Values statements like these can be little more than a public relations ploy. Not so in AbbVie’s case, says Tim Richmond, the company’s executive vice president and chief human resources officer. Richmond says the AbbVie Principles emerged from conversations with many of the company’s 30,000 employees from all over the world to understand what made them proud to work for AbbVie and what they believe AbbVie stands for.

Richmond expects the new principles to draw and keep talent at AbbVie.

“It’s more important than ever for us to be able to answer the questions: ‘What do we believe in? What do we stand for as a company?’” he says.

Tommy Inzina, CEO of BayCare, has a clear answer to the question of company mission. As a non-profit system of 15 hospitals, clinics, and other health care facilities, BayCare’s ultimate goal is to serve the Tampa Bay community with high quality care.

The main way to do that, Inzina says, is to build an extraordinary team of employees who are motivated to give their best for patients. “Health care, at the end of the day, is a people business,” Inzina says.

Inzina didn’t always see it that way.

He rose up through the ranks as an accountant and finance professional. And 15 years or so ago, when he supervised a remote office with 100 hourly employees, he spent very little time visiting his staff.

“I convinced myself that they wouldn’t care if I went over there,” Inzina says. “I was more your stereotypical finance guy.”

Inzina hasn’t stopped concentrating on the numbers. But he’s focused as well on his people these days. When he became CEO in 2015, he wanted to demonstrate he was a down-to-earth person people could relate to. So he and his team launched a monthly video to the entire staff—with the first ones showing him with his wife and dog. He also began holding town hall meetings every two weeks or so. And twice a month, he has breakfast or lunch with non-management team members at various BayCare facilities.

“The idea is that people can hear you and see you,” Inzina says. “It makes a big difference.”

A difference that shows up in BayCare’s strong performance in hospital rankings, Inzina says. Last month, several BayCare hospitals were named to the prestigious IBM Watson Health™ 100 Top Hospitals® annual study. In addition, St. Joseph’s Hospitals—one part of the BayCare system—was recognized as the only hospital in Florida to earn the “100 Top Everest Award” for greatest improvement over five consecutive years.

Even with the industry honors and a growing market share, BayCare can’t afford to be complacent about its culture or its service quality, Inzina says.
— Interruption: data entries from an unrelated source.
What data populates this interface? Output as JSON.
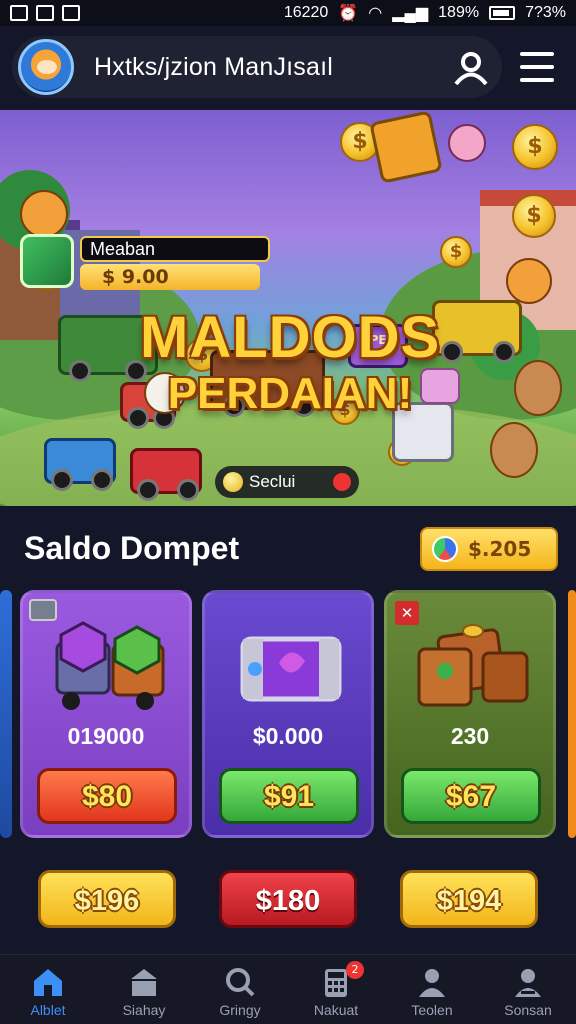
{
  "status_bar": {
    "time": "16220",
    "battery": "189%",
    "clock_right": "7?3%"
  },
  "header": {
    "title": "Hxtks/jzion ManJısaıl",
    "profile_icon": "user-icon",
    "menu_icon": "hamburger-menu-icon"
  },
  "banner": {
    "title_line1": "MALDODS",
    "title_line2": "PERDAIAN!",
    "balance_label": "Meaban",
    "balance_value": "$ 9.00",
    "pill_label": "Seclui",
    "sign_text": "OPEN"
  },
  "wallet": {
    "title": "Saldo Dompet",
    "total": "$.205",
    "cards": [
      {
        "value": "019000",
        "button": "$80",
        "color": "#8a4fd0"
      },
      {
        "value": "$0.000",
        "button": "$91",
        "color": "#5b3bbd"
      },
      {
        "value": "230",
        "button": "$67",
        "color": "#557a2e"
      }
    ],
    "bottom_buttons": [
      {
        "label": "$196"
      },
      {
        "label": "$180"
      },
      {
        "label": "$194"
      }
    ]
  },
  "nav": {
    "items": [
      {
        "label": "Alblet",
        "icon": "home-icon"
      },
      {
        "label": "Siahay",
        "icon": "store-icon"
      },
      {
        "label": "Gringy",
        "icon": "search-icon"
      },
      {
        "label": "Nakuat",
        "icon": "calculator-icon",
        "badge": "2"
      },
      {
        "label": "Teolen",
        "icon": "person-icon"
      },
      {
        "label": "Sonsan",
        "icon": "profile-icon"
      }
    ]
  },
  "colors": {
    "accent": "#3e8ff5",
    "btn_red": "#e8452c",
    "btn_green": "#4cc24a",
    "btn_yellow": "#f6c21e"
  }
}
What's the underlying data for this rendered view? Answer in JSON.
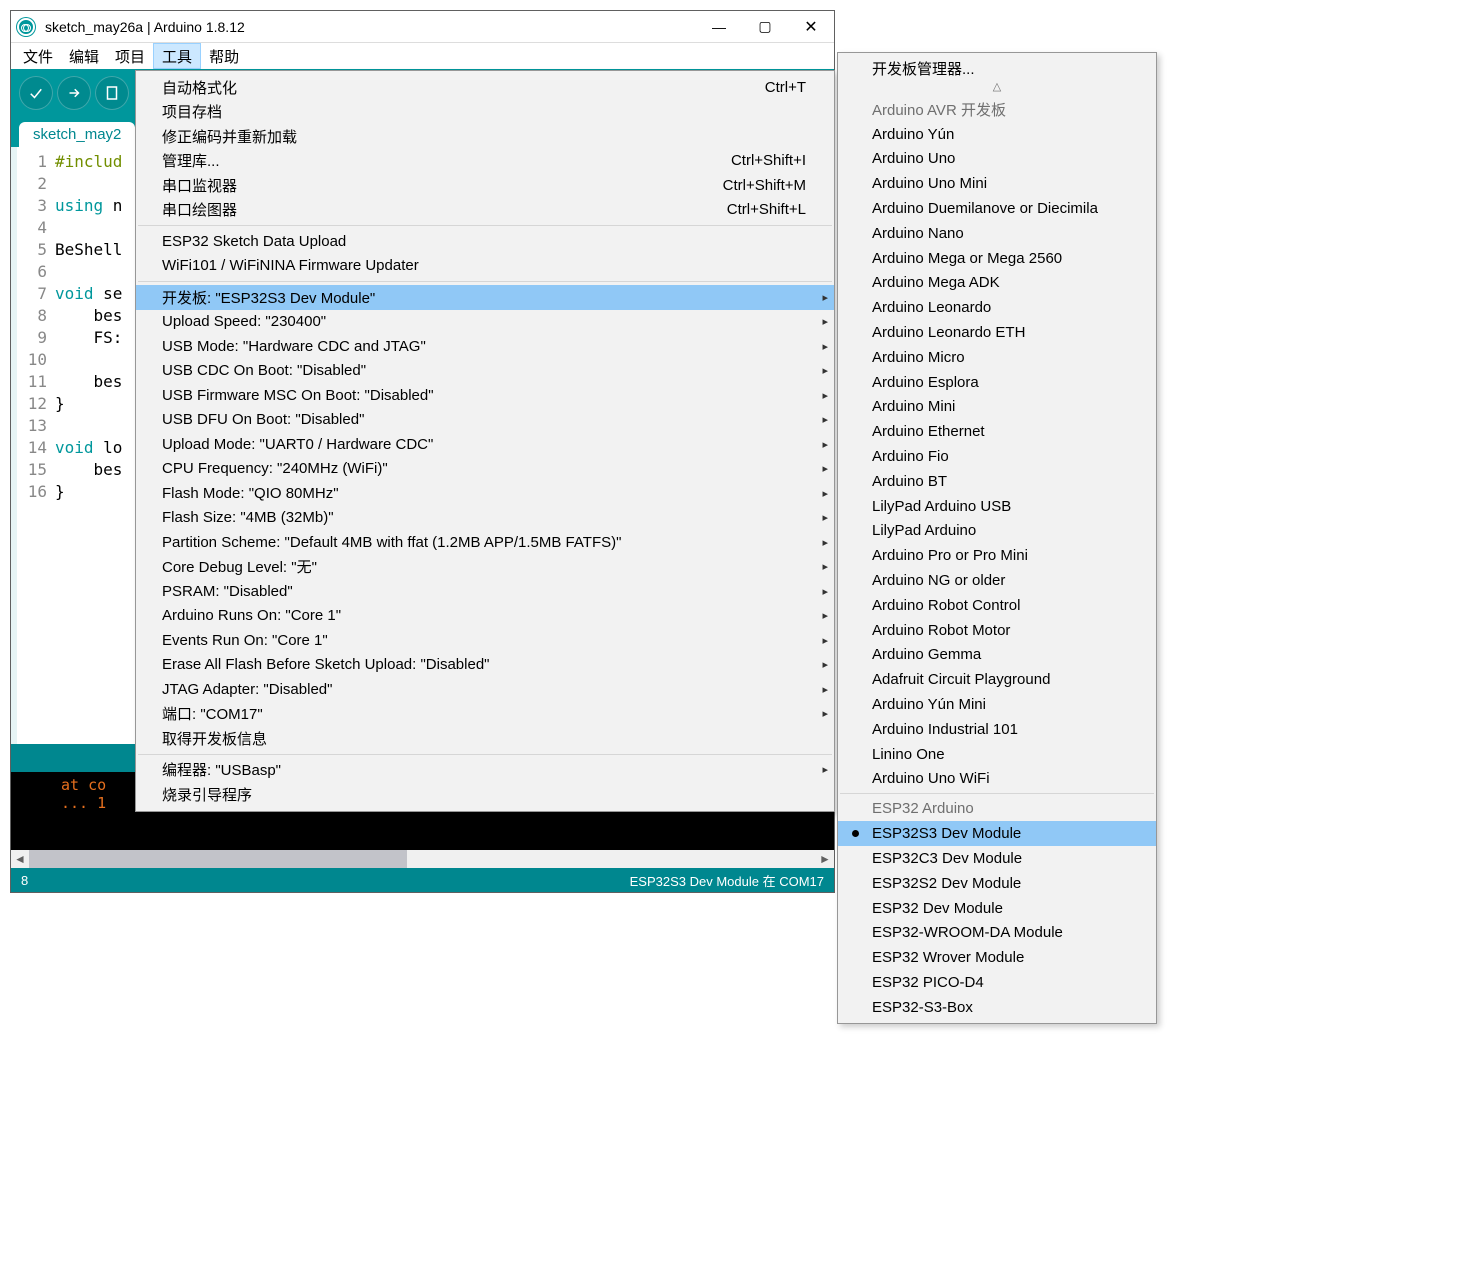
{
  "window": {
    "title": "sketch_may26a | Arduino 1.8.12"
  },
  "menubar": [
    "文件",
    "编辑",
    "项目",
    "工具",
    "帮助"
  ],
  "menubar_active_index": 3,
  "tab": {
    "label": "sketch_may2"
  },
  "code_lines": [
    "#includ",
    "",
    "using n",
    "",
    "BeShell",
    "",
    "void se",
    "    bes",
    "    FS:",
    "",
    "    bes",
    "}",
    "",
    "void lo",
    "    bes",
    "}"
  ],
  "console_lines": [
    "at co",
    "... 1"
  ],
  "footer": {
    "left": "8",
    "right": "ESP32S3 Dev Module 在 COM17"
  },
  "tools_menu": [
    {
      "label": "自动格式化",
      "shortcut": "Ctrl+T"
    },
    {
      "label": "项目存档"
    },
    {
      "label": "修正编码并重新加载"
    },
    {
      "label": "管理库...",
      "shortcut": "Ctrl+Shift+I"
    },
    {
      "label": "串口监视器",
      "shortcut": "Ctrl+Shift+M"
    },
    {
      "label": "串口绘图器",
      "shortcut": "Ctrl+Shift+L"
    },
    {
      "sep": true
    },
    {
      "label": "ESP32 Sketch Data Upload"
    },
    {
      "label": "WiFi101 / WiFiNINA Firmware Updater"
    },
    {
      "sep": true
    },
    {
      "label": "开发板: \"ESP32S3 Dev Module\"",
      "submenu": true,
      "highlight": true
    },
    {
      "label": "Upload Speed: \"230400\"",
      "submenu": true
    },
    {
      "label": "USB Mode: \"Hardware CDC and JTAG\"",
      "submenu": true
    },
    {
      "label": "USB CDC On Boot: \"Disabled\"",
      "submenu": true
    },
    {
      "label": "USB Firmware MSC On Boot: \"Disabled\"",
      "submenu": true
    },
    {
      "label": "USB DFU On Boot: \"Disabled\"",
      "submenu": true
    },
    {
      "label": "Upload Mode: \"UART0 / Hardware CDC\"",
      "submenu": true
    },
    {
      "label": "CPU Frequency: \"240MHz (WiFi)\"",
      "submenu": true
    },
    {
      "label": "Flash Mode: \"QIO 80MHz\"",
      "submenu": true
    },
    {
      "label": "Flash Size: \"4MB (32Mb)\"",
      "submenu": true
    },
    {
      "label": "Partition Scheme: \"Default 4MB with ffat (1.2MB APP/1.5MB FATFS)\"",
      "submenu": true
    },
    {
      "label": "Core Debug Level: \"无\"",
      "submenu": true
    },
    {
      "label": "PSRAM: \"Disabled\"",
      "submenu": true
    },
    {
      "label": "Arduino Runs On: \"Core 1\"",
      "submenu": true
    },
    {
      "label": "Events Run On: \"Core 1\"",
      "submenu": true
    },
    {
      "label": "Erase All Flash Before Sketch Upload: \"Disabled\"",
      "submenu": true
    },
    {
      "label": "JTAG Adapter: \"Disabled\"",
      "submenu": true
    },
    {
      "label": "端口: \"COM17\"",
      "submenu": true
    },
    {
      "label": "取得开发板信息"
    },
    {
      "sep": true
    },
    {
      "label": "编程器: \"USBasp\"",
      "submenu": true
    },
    {
      "label": "烧录引导程序"
    }
  ],
  "boards_top_item": "开发板管理器...",
  "board_groups": [
    {
      "header": "Arduino AVR 开发板",
      "items": [
        "Arduino Yún",
        "Arduino Uno",
        "Arduino Uno Mini",
        "Arduino Duemilanove or Diecimila",
        "Arduino Nano",
        "Arduino Mega or Mega 2560",
        "Arduino Mega ADK",
        "Arduino Leonardo",
        "Arduino Leonardo ETH",
        "Arduino Micro",
        "Arduino Esplora",
        "Arduino Mini",
        "Arduino Ethernet",
        "Arduino Fio",
        "Arduino BT",
        "LilyPad Arduino USB",
        "LilyPad Arduino",
        "Arduino Pro or Pro Mini",
        "Arduino NG or older",
        "Arduino Robot Control",
        "Arduino Robot Motor",
        "Arduino Gemma",
        "Adafruit Circuit Playground",
        "Arduino Yún Mini",
        "Arduino Industrial 101",
        "Linino One",
        "Arduino Uno WiFi"
      ]
    },
    {
      "header": "ESP32 Arduino",
      "items": [
        "ESP32S3 Dev Module",
        "ESP32C3 Dev Module",
        "ESP32S2 Dev Module",
        "ESP32 Dev Module",
        "ESP32-WROOM-DA Module",
        "ESP32 Wrover Module",
        "ESP32 PICO-D4",
        "ESP32-S3-Box"
      ],
      "selected": "ESP32S3 Dev Module"
    }
  ]
}
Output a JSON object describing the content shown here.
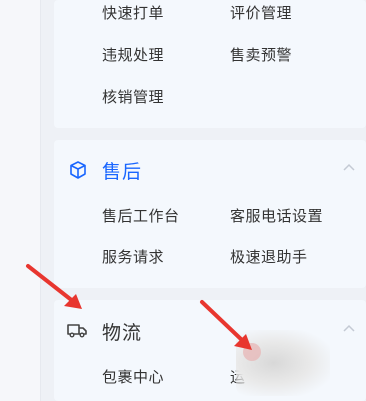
{
  "top_section": {
    "items": [
      "快速打单",
      "评价管理",
      "违规处理",
      "售卖预警",
      "核销管理"
    ]
  },
  "aftersale": {
    "title": "售后",
    "icon": "cube-icon",
    "accent": "#1966ff",
    "items": [
      "售后工作台",
      "客服电话设置",
      "服务请求",
      "极速退助手"
    ]
  },
  "logistics": {
    "title": "物流",
    "icon": "truck-icon",
    "items": [
      "包裹中心",
      "运"
    ]
  },
  "colors": {
    "annotation_arrow": "#e8362f",
    "card_bg": "#f4f8fd",
    "text": "#333333"
  }
}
In fact, one of his priorities is to help his hospitals take on features typically associated with hotels in order to keep up with patient preferences. “Their expectations are beginning to be more like what they’d expect from hospitality or retail companies,” Inzina says.

That means changes like big screen TVs with cable options, tablet computers in rooms for ordering food, and hospital staff who bring the food acting like high-touch restaurant servers.

All the more reason for those coffee cart days where executives serve Tolentino-Stephenson and her colleagues.

BayCare leaders aren’t just boosting morale, they’re role-modeling the future of the industry.

Ed Frauenheim is senior director of content at Great Place to Work and co-author of the book A Great Place to Work For All.